Pressure to help adult children is a challenge for older Australians
Pressure to help adult children financially, especially with buying a property, is a big challenge for older Australians, many of whom “just can’t afford to give away large sums of money”, says Laura Menschik, a director at WLM Financial Services. The risk is that they leave themselves with little for their own retirement.
Retirement planning and intergenerational wealth transfer are emotive and complex issues for all families. Yet they can become even more complicated in blended families and stepfamilies, Menschik says.
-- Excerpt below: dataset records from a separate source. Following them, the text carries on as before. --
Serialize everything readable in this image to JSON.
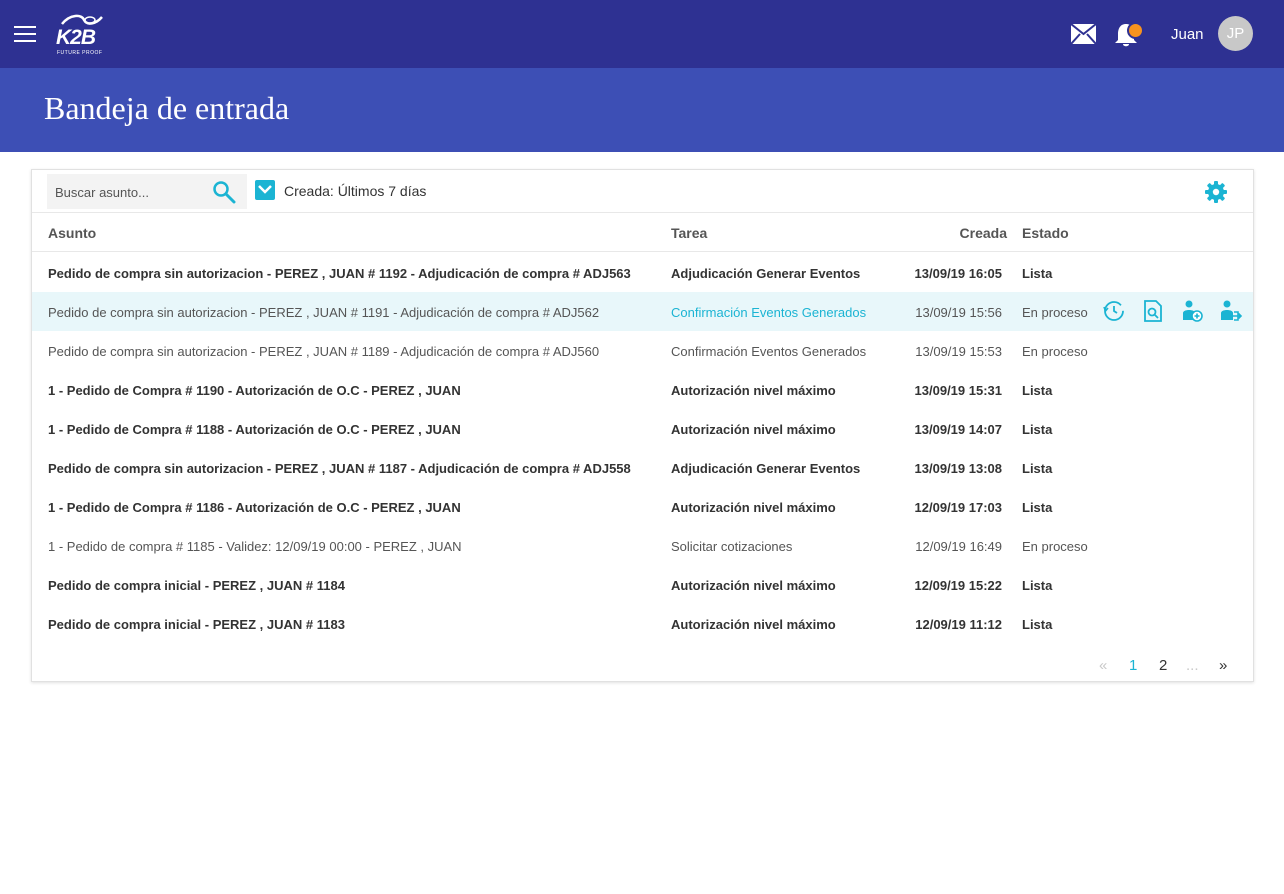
{
  "header": {
    "logo_text": "K2B",
    "logo_tagline": "FUTURE PROOF",
    "user_name": "Juan",
    "avatar_initials": "JP",
    "notification_color": "#f7931e"
  },
  "page": {
    "title": "Bandeja de entrada"
  },
  "toolbar": {
    "search_placeholder": "Buscar asunto...",
    "filter_label": "Creada: Últimos 7 días",
    "accent_color": "#1bb4d3"
  },
  "table": {
    "columns": {
      "asunto": "Asunto",
      "tarea": "Tarea",
      "creada": "Creada",
      "estado": "Estado"
    },
    "rows": [
      {
        "asunto": "Pedido de compra sin autorizacion - PEREZ , JUAN # 1192 - Adjudicación de compra # ADJ563",
        "tarea": "Adjudicación Generar Eventos",
        "creada": "13/09/19 16:05",
        "estado": "Lista",
        "bold": true
      },
      {
        "asunto": "Pedido de compra sin autorizacion - PEREZ , JUAN # 1191 - Adjudicación de compra # ADJ562",
        "tarea": "Confirmación Eventos Generados",
        "creada": "13/09/19 15:56",
        "estado": "En proceso",
        "bold": false
      },
      {
        "asunto": "Pedido de compra sin autorizacion - PEREZ , JUAN # 1189 - Adjudicación de compra # ADJ560",
        "tarea": "Confirmación Eventos Generados",
        "creada": "13/09/19 15:53",
        "estado": "En proceso",
        "bold": false
      },
      {
        "asunto": "1 - Pedido de Compra # 1190 - Autorización de O.C - PEREZ , JUAN",
        "tarea": "Autorización nivel máximo",
        "creada": "13/09/19 15:31",
        "estado": "Lista",
        "bold": true
      },
      {
        "asunto": "1 - Pedido de Compra # 1188 - Autorización de O.C - PEREZ , JUAN",
        "tarea": "Autorización nivel máximo",
        "creada": "13/09/19 14:07",
        "estado": "Lista",
        "bold": true
      },
      {
        "asunto": "Pedido de compra sin autorizacion - PEREZ , JUAN # 1187 - Adjudicación de compra # ADJ558",
        "tarea": "Adjudicación Generar Eventos",
        "creada": "13/09/19 13:08",
        "estado": "Lista",
        "bold": true
      },
      {
        "asunto": "1 - Pedido de Compra # 1186 - Autorización de O.C - PEREZ , JUAN",
        "tarea": "Autorización nivel máximo",
        "creada": "12/09/19 17:03",
        "estado": "Lista",
        "bold": true
      },
      {
        "asunto": "1 - Pedido de compra # 1185 - Validez: 12/09/19 00:00 - PEREZ , JUAN",
        "tarea": "Solicitar cotizaciones",
        "creada": "12/09/19 16:49",
        "estado": "En proceso",
        "bold": false
      },
      {
        "asunto": "Pedido de compra inicial - PEREZ , JUAN # 1184",
        "tarea": "Autorización nivel máximo",
        "creada": "12/09/19 15:22",
        "estado": "Lista",
        "bold": true
      },
      {
        "asunto": "Pedido de compra inicial - PEREZ , JUAN # 1183",
        "tarea": "Autorización nivel máximo",
        "creada": "12/09/19 11:12",
        "estado": "Lista",
        "bold": true
      }
    ],
    "hovered_row": 1,
    "row_actions": [
      "history-icon",
      "document-search-icon",
      "user-add-icon",
      "user-reassign-icon"
    ]
  },
  "pagination": {
    "prev": "«",
    "pages": [
      "1",
      "2"
    ],
    "ellipsis": "...",
    "next": "»",
    "current": "1"
  }
}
Blended and stepfamilies should resist putting retirement planning off
Blended households make up 3.7 per cent of Australian families, while stepfamilies account for 6.4 per cent. Menschik says couples in these households should resist putting retirement planning in the too-hard
basket. “They need to sit down with a clean slate and work out what each brings to the relationship, and also what they want to happen in the future,” she says. As well as financial concerns, such as paying for education, they need to agree on living arrangements, including what would happen if one or both of the parents in the new couple were to die or become disabled.
Retirement planning for same-sex couples has become easier
Menschik says planning for a post-working life has become easier for same-sex couples with children. This is because of improved legal rights, such as same-sex marriage and being able to nominate a same-sex partner as a superannuation beneficiary.
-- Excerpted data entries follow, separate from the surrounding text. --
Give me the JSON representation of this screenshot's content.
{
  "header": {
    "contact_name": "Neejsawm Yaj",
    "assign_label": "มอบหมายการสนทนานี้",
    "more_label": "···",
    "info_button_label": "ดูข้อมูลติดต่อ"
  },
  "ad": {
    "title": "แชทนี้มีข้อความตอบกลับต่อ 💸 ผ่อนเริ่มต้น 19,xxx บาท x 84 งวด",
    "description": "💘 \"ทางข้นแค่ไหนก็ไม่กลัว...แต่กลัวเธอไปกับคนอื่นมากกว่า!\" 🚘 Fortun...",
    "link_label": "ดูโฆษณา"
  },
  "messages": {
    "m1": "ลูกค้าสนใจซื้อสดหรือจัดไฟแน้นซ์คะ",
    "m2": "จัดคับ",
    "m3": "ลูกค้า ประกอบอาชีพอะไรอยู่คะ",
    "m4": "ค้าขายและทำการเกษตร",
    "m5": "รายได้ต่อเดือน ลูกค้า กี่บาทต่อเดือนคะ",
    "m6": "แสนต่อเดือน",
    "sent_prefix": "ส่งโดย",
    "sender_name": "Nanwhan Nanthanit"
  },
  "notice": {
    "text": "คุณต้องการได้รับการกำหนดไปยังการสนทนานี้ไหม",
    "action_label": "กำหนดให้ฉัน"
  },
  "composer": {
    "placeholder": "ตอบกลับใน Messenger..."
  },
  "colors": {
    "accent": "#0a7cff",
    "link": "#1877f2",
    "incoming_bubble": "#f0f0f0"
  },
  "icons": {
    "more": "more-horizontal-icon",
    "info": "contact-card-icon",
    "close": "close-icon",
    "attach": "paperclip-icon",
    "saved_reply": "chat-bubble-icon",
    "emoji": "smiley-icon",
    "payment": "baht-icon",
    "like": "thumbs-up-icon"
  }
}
Single parents continue to face challenges
However, single parents face the challenge of planning a retirement with only one income. And while, as McCrindle notes, the divorce rate is generally declining, it has increased slightly among those aged 65 and
over. “This is where the idea of ‘un-retirement’ comes in,” he says. “Where someone was retired but suddenly needs to go back to work.
Or perhaps they’re moving from a couples pension to a singles pension.” When it comes to divorce at an older age, Menschik adds that women who haven’t been the main breadwinners and who weren’t across the couple’s finances often come off worse in this scenario.
Composition of Australian families continue to evolve
Looking ahead, the composition of Australian families is expected to continue to evolve. The Australian Bureau of Statistics predicts that by 2029 the most common type of family will be couples without children.
These couples will accumulate much more wealth for retirement, McCrindle says. Whatever your family situation, there is no room for complacency, says Menschik, who argues retirement planning should start as early as possible. “When you’ve got a plan, you can always go back and revisit it,” she says. “But at least you can relax a bit.